Saturday, March 15, 2025

March 14, 2025

Scientists Find Proof That Dinosaurs Roamed The Western Cape

Most of the tracks found so far are much younger than dinosaurs - dating back to the Pleistocene Epoch, which started about 2.6 million years ago.

[Image: Gencraft / AI]

Dinosaur bones have given us a pretty good idea of what these ancient creatures were like, but there’s something extra special about their tracks. While bones tell us what dinosaurs looked like, tracks give us a glimpse into their lives—where they walked, how they moved, and maybe even how they played.

That’s why everyone is excited about the idea of finding dinosaur tracks in South Africa.

Since 2008, the Cape South Coast Ichnology Project has been studying ancient footprints along the southern coast. Most of the tracks they’ve found so far are much younger than dinosaurs – dating back to the Pleistocene Epoch, which started about 2.6 million years ago. But the team had a hunch that if they looked in the right places, they might find tracks that were much, much older.

They already knew the Western Cape had Mesozoic-era rocks, some of which could have preserved dinosaur tracks. And, having studied tracks in Canada, they had an eye for what to look for. So in 2022, they set off to explore a few promising sites along the Cape coast. A year later, they went back for a deeper investigation.

And they found them.

Once they knew what to look for, it was clear – dinosaur tracks weren’t actually all that rare around here, per The Conversation.

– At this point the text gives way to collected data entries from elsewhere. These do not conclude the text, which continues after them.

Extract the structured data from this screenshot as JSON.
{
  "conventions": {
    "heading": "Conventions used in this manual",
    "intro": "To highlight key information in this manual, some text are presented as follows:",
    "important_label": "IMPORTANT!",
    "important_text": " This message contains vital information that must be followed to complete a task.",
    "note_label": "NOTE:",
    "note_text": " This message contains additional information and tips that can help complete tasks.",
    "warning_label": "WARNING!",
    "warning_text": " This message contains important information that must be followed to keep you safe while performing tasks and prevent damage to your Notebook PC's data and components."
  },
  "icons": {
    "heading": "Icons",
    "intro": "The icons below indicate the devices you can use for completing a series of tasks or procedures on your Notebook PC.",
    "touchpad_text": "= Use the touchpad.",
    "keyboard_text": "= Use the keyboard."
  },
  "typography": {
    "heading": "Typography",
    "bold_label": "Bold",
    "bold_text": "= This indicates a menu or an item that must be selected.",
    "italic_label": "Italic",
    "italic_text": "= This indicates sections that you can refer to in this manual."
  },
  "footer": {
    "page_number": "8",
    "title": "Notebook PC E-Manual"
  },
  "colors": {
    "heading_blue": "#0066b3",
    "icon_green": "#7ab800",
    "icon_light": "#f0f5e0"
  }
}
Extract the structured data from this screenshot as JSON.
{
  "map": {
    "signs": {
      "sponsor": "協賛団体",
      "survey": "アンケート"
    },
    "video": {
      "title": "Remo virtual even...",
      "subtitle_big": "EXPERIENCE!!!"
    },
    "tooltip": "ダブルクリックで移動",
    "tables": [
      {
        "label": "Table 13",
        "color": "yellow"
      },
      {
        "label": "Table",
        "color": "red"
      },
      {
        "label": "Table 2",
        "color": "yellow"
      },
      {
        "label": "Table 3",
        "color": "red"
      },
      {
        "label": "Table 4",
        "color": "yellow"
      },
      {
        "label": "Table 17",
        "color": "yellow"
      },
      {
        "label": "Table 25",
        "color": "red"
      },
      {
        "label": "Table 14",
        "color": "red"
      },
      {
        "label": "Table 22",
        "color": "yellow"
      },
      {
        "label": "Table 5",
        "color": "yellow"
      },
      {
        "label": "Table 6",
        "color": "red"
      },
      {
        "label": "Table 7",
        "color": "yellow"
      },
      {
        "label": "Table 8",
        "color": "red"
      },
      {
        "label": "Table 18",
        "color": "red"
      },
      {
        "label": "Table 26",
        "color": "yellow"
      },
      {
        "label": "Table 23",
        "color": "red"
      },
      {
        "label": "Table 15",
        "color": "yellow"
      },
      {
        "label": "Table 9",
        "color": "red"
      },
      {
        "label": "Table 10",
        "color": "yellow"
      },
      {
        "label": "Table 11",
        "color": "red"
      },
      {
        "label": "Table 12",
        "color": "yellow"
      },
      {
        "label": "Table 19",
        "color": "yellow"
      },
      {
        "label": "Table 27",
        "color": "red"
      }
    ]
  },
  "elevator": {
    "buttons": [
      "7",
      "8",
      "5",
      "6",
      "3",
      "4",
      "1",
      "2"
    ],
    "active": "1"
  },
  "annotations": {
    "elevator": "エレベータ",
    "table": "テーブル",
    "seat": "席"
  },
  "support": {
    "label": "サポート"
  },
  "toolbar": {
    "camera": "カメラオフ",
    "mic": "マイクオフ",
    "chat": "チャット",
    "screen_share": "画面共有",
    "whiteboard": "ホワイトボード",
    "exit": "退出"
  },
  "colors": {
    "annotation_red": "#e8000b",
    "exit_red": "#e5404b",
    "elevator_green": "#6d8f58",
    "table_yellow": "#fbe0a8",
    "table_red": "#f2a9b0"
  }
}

 In a new paper published in the journal Ichnos, we describe our findings in detail, presenting evidence of tracks of sauropods (enormous plant-eating dinosaurs) and possibly ornithopods (another group of large herbivorous dinosaurs).

The tracks were found in a rugged, remote, breathtakingly spectacular coastal setting. Millions of years ago, dinosaurs walked through estuaries here. Some left their marks on sandy tidal bars, while others trudged through muddy channels. Some may have even been wading or wallowing in the soft sediment.

These tracks are roughly 140 million years old, from the dawn of the Cretaceous period, a time when Africa and South America were starting to drift apart. What’s even more remarkable is that they’re the first dinosaur tracks ever found in the Western Cape – and they seem to be the youngest ones discovered in southern Africa so far.

Guy Plint examines one of the dinosaur tracks, which is above his head. \ Image: Annemarie Plint, CC BY-NC-ND

Tracking dinosaurs isn’t as simple as finding a perfect footprint in the sand. In this area, large, flat surfaces where prints might be preserved are rare. Instead, they had to look at vertical rock faces, where tracks appear in profile. And that gets tricky because other things – like earthquakes – can cause similar-looking rock formations.

For years, scientists assumed the deformed rock layers in these Early Cretaceous formations were caused by seismic activity. But research has come a long way, and they now have a better idea of what dinosaur footprints look like when they’re preserved in cross-section. After studying the rocks closely, they realized that what they were seeing was a mix of both earthquake-related and dinosaur-made deformations.

More proof that dinosaurs roamed the Western Cape comes from fossils found in the area. Cretaceous-age bones have been discovered in the Eastern Cape’s Kirkwood region, and a few have even turned up in the Western Cape – including a theropod tooth correctly identified by a 13-year-old boy!

So it’s not shocking that dinosaurs once walked here – but finding their actual footprints is still an incredible moment.

And the team is not stopping here. They’re planning to keep searching for more dinosaur tracks along the coast, and they hope this discovery sparks excitement for future explorers. Who knows what else is waiting to be found?